Going ahead, however, the volume growth for coastal container cargo is not expected to be so high, industry officials said. Industry officials see coastal container cargo growth between 15 and 20 per cent over the next five years.

“For coastal cargo growth, more industries need to come up near the coast and also the first and last mile connectivity cannot be too far.

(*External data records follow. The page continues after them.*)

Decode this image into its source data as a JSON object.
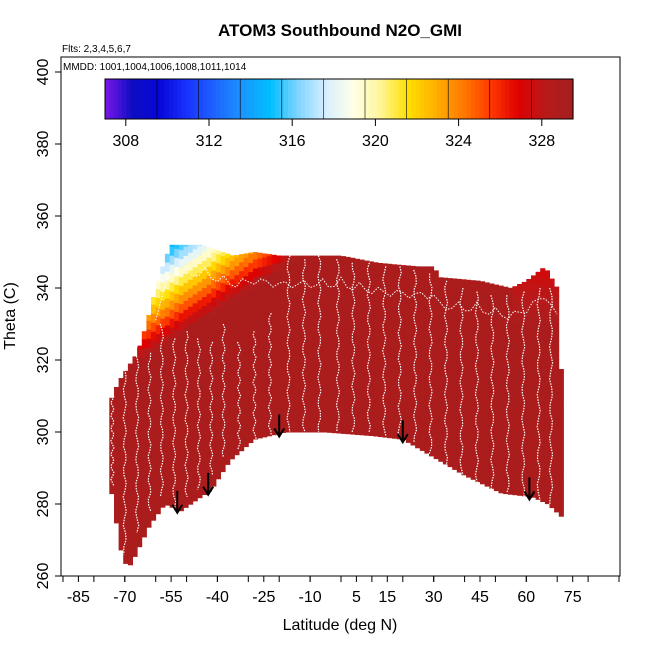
{
  "chart_data": {
    "type": "heatmap",
    "title": "ATOM3 Southbound N2O_GMI",
    "annotations": [
      "Flts: 2,3,4,5,6,7",
      "MMDD: 1001,1004,1006,1008,1011,1014"
    ],
    "xlabel": "Latitude (deg N)",
    "ylabel": "Theta (C)",
    "xlim": [
      -90,
      90
    ],
    "ylim": [
      260,
      405
    ],
    "x_tick_labels": [
      "-85",
      "-70",
      "-55",
      "-40",
      "-25",
      "-10",
      "5",
      "15",
      "30",
      "45",
      "60",
      "75"
    ],
    "x_tick_values": [
      -85,
      -70,
      -55,
      -40,
      -25,
      -10,
      5,
      15,
      30,
      45,
      60,
      75
    ],
    "y_ticks": [
      260,
      280,
      300,
      320,
      340,
      360,
      380,
      400
    ],
    "colorbar": {
      "range": [
        307,
        329.5
      ],
      "tick_labels": [
        "308",
        "312",
        "316",
        "320",
        "324",
        "328"
      ],
      "tick_values": [
        308,
        312,
        316,
        320,
        324,
        328
      ],
      "colors": [
        "#7B16E8",
        "#0D0DC2",
        "#0707D8",
        "#1A33FF",
        "#1E64FF",
        "#1A96FF",
        "#00BFFF",
        "#7FD4FF",
        "#D6EEFF",
        "#FFFFE8",
        "#FFF59A",
        "#FFE000",
        "#FFB000",
        "#FF7B00",
        "#FF3A00",
        "#E00000",
        "#B81A1A",
        "#A51F1F"
      ]
    },
    "arrow_latitudes": [
      -53,
      -43,
      -20,
      20,
      61
    ],
    "description_values": {
      "background_n2o_ppb": 329,
      "low_lat_south_theta_min": 262
    }
  }
}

Currently, there is no industrial belt in the coastal zone and so, there is limited scope for coastal cargo shipping to pick up,” explained Hitesh Avchat, group head corporate ratings at Care Ratings.

Meanwhile, among the other segment of coastal shipping, the Ro-Ro service, along the coast never managed to take off, while bulk and break bulk is seeing spot movement and nothing on long-term contract basis.

“Nothing is happening in Ro-Ro service. The bottlenecks continue to be as they were,” said Kiran Kamath, managing director at Link Shipping.

In bulk and break-bulk coastal shipping category, spot or short three-month contracts have been carried out by companies such as Tata Steel, JSW Steel and Rashtriya Ispat Nigam Ltd.

Though the business climate in various segments of domestic coastal shipping has been varying, data shows that from 2014-2017, coastal cargo showed 5.58 per cent CAGR growth, while overseas was at 5.21 per cent CAGR with total cargo CAGR at 5.12 per cent. 

The growth in coastal cargo tonnage is higher than overseas cargo tonnage, clearly indicating a pick-up in business along the coast line.